Think More: Wednesday, May 20, 2026
Severi on Massie's ouster, JTN on the broader sweep, Stiles on the ash heap, the Post on Iran's moment of truth, and Poulos and Davidson on the data-center backlash.
Massie Falls to Trump-backed Gallrein in Kentucky’s 4th
Kentucky GOP Rep. Thomas Massie lost his primary Tuesday to Trump-backed Ed Gallrein, a retired Navy SEAL and fifth-generation dairy farmer. The Wall Street Journal’s final tally showed Gallrein at 54.8% to Massie’s 45.2%. Trump endorsed Gallrein in October after Massie’s defections on the Iran war, the Epstein files, and last year’s tax package.
Trump’s Endorsement Juggernaut Marches On
John Solomon team · Just the News
More than three dozen Trump-endorsed Republicans won outright or advanced to runoffs Tuesday across Kentucky, Georgia, Alabama, Pennsylvania, Oregon, and Idaho. Presidents at the midpoint of a second term usually feel political capital contract; Trump is experiencing the opposite. Georgia’s gubernatorial race, headed to a June 16 runoff, is the lone complication.
Money Well Spent: Massie Joins the Ash Heap
Andrew Stiles · Washington Free Beacon
Stiles delivers the post-mortem Massie earned. A Massie-aligned super PAC closed the campaign with an ad featuring an “unexplained” rainbow Star of David, and the candidate, on election night, blamed Israel. Stiles reads the result alongside the recent exits of Greene, Bowman, and Bush: only one party has shown a willingness to purge its open antisemites.
Pritzker’s Department of Human Rights Teaches Illinois that White People are Mosquitoes
Peter Hasson · Washington Free Beacon
Hasson attended a May 15 Illinois Department of Human Rights seminar. The training video depicts white women and police officers as mosquitoes sucking blood from women of color; a black woman, in the final beat, torches the pests with a flamethrower. “Color blindness” and the word “articulate” are catalogued as harms. Governor J.B. Pritzker, 2028-curious, presides over the agency.
Colorado completes its Californication on the Second Amendment
Green walks through Colorado’s session: Senate Bill 26-004 (expanded red flag), House Bill 26-144 (3D-printing ban), House Bill 26-1126 (Federal Firearms License strangulation), and House Bill 26-1302 (background-check delay by another name).

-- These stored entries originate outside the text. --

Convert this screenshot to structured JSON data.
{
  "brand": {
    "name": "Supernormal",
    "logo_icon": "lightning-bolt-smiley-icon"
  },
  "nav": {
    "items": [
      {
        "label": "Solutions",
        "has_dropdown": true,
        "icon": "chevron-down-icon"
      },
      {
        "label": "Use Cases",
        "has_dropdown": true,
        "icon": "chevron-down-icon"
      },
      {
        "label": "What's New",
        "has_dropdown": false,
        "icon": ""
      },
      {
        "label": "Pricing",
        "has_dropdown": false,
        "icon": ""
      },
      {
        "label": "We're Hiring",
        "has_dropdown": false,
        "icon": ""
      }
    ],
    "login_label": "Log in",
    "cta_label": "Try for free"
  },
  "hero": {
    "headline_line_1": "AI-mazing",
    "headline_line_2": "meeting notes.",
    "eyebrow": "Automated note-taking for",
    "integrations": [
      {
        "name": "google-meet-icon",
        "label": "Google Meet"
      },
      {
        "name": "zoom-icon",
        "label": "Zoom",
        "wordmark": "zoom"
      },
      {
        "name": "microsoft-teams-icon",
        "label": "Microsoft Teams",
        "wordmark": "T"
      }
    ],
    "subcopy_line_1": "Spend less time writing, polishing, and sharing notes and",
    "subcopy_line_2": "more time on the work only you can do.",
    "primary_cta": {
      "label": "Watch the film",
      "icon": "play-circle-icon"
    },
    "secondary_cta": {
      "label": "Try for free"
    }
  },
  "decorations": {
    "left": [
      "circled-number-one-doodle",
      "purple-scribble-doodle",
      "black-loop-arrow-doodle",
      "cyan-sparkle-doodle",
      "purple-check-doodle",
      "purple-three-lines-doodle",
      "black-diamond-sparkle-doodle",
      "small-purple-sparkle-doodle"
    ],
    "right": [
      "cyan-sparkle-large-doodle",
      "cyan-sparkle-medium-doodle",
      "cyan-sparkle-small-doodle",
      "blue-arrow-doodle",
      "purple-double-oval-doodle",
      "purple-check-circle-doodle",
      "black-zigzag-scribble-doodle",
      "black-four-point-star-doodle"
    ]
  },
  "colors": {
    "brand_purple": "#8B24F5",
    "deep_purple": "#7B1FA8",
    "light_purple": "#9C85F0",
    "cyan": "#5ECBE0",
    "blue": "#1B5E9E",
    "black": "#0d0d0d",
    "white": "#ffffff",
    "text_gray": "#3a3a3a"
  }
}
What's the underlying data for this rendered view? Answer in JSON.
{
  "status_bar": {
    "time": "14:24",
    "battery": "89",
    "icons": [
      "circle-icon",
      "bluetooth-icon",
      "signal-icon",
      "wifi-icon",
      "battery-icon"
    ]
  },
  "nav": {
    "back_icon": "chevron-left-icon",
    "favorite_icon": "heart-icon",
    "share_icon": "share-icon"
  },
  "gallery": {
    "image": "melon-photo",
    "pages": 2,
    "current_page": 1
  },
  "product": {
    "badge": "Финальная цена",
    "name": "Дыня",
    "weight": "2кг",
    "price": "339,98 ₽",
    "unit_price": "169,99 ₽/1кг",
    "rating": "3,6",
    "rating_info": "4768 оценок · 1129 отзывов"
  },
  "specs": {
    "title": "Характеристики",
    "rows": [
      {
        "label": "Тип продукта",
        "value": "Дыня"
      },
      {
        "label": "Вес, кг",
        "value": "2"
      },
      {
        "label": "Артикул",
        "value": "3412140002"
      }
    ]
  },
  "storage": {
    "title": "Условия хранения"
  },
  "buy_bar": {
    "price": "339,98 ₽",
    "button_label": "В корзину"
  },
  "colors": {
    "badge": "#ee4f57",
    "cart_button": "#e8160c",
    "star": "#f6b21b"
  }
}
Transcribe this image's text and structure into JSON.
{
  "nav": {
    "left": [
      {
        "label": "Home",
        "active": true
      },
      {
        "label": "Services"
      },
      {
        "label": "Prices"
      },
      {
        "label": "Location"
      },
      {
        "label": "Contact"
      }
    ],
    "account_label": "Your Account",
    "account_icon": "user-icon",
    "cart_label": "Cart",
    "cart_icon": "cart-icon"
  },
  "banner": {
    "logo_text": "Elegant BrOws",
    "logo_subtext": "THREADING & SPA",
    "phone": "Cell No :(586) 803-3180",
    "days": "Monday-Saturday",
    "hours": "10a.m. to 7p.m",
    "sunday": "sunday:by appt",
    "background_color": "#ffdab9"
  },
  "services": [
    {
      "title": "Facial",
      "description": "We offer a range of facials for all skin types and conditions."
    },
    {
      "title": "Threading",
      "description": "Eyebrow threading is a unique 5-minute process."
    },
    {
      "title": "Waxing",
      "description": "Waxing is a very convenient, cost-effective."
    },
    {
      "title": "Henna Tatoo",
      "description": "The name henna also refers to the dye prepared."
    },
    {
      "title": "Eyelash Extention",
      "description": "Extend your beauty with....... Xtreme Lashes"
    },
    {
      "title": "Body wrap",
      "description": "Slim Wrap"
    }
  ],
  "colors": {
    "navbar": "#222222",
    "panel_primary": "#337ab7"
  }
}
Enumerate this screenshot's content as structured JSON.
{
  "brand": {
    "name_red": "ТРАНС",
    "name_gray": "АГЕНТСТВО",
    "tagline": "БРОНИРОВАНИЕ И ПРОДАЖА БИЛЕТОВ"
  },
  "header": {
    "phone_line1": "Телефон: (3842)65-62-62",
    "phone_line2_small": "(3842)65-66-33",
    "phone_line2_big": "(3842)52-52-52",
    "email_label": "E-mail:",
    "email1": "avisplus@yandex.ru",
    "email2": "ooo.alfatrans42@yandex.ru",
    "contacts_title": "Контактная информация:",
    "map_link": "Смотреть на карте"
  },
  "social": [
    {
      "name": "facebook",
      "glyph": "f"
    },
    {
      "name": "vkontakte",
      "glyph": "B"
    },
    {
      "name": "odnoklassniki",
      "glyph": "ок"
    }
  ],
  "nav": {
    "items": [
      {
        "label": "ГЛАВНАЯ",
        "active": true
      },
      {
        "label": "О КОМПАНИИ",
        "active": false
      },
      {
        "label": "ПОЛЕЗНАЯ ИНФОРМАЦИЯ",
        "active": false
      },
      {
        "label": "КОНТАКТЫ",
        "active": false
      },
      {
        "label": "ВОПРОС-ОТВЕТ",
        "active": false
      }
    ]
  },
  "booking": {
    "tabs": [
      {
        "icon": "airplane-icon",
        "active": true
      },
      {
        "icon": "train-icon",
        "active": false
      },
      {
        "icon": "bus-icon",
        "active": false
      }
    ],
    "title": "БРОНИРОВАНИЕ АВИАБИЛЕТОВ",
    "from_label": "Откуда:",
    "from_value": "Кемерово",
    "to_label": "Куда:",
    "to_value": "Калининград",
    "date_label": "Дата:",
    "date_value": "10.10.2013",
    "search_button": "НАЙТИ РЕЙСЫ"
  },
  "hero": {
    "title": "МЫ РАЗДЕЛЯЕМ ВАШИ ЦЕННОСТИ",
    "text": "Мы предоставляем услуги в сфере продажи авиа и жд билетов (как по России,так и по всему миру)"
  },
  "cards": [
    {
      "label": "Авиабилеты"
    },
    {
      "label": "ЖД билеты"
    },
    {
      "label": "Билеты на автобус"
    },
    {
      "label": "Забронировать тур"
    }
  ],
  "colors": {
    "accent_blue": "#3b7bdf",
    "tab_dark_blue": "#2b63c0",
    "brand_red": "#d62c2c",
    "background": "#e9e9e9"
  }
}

The bright spot is Senate Bill 26-043, a gun-barrel sales ban, which Republicans stalled until session expiration. It will be back in January.
Don’t buckle now, Mr. President
Post Editorial Board · New York Post
The Post editorial is the sharpest case against settling the Iran cease-fire into a bad deal: sanctions relief, frozen funds, and an unimpeded Strait of Hormuz in exchange for vague language on enrichment. The piece reaches for Munich, then for Suez. A deal Tehran can spin as vindication is worse than no deal at all.
Making AI Data Centers Work for America
James Poulos · The American Mind
Poulos proposes a “dynamic dozen” data-center plan and reveals that the Department of Energy is already quietly building one. DOE has narrowed federal sites to Idaho National Laboratory, Oak Ridge, Paducah, and Savannah River. The RAND Corporation projects nearly 70 gigawatts of global compute demand by next year; Anthropic put the U.S. minimum at 50 GW by 2028.
Data Center Animosity Reflects Legit Concerns AI-Mongers Don’t Care About Humanity’s Interests
John Daniel Davidson · The Federalist
Davidson reads the data-center fights as a proxy for the deeper question of whether the human person survives mass AI. Gallup finds seven in 10 Americans oppose local construction.
Achieving Fiscal Savings at GAO
Dan Lips · Foundation for American Innovation
Lips submitted testimony to the Senate Appropriations Subcommittee on the Legislative Branch on tightening Government Accountability Office return on investment. GAO delivered $116 in taxpayer savings per appropriated dollar over the past decade but only $79 over the past five years. The fiscal-year 2026 deficit is projected at $1.9 trillion and rising.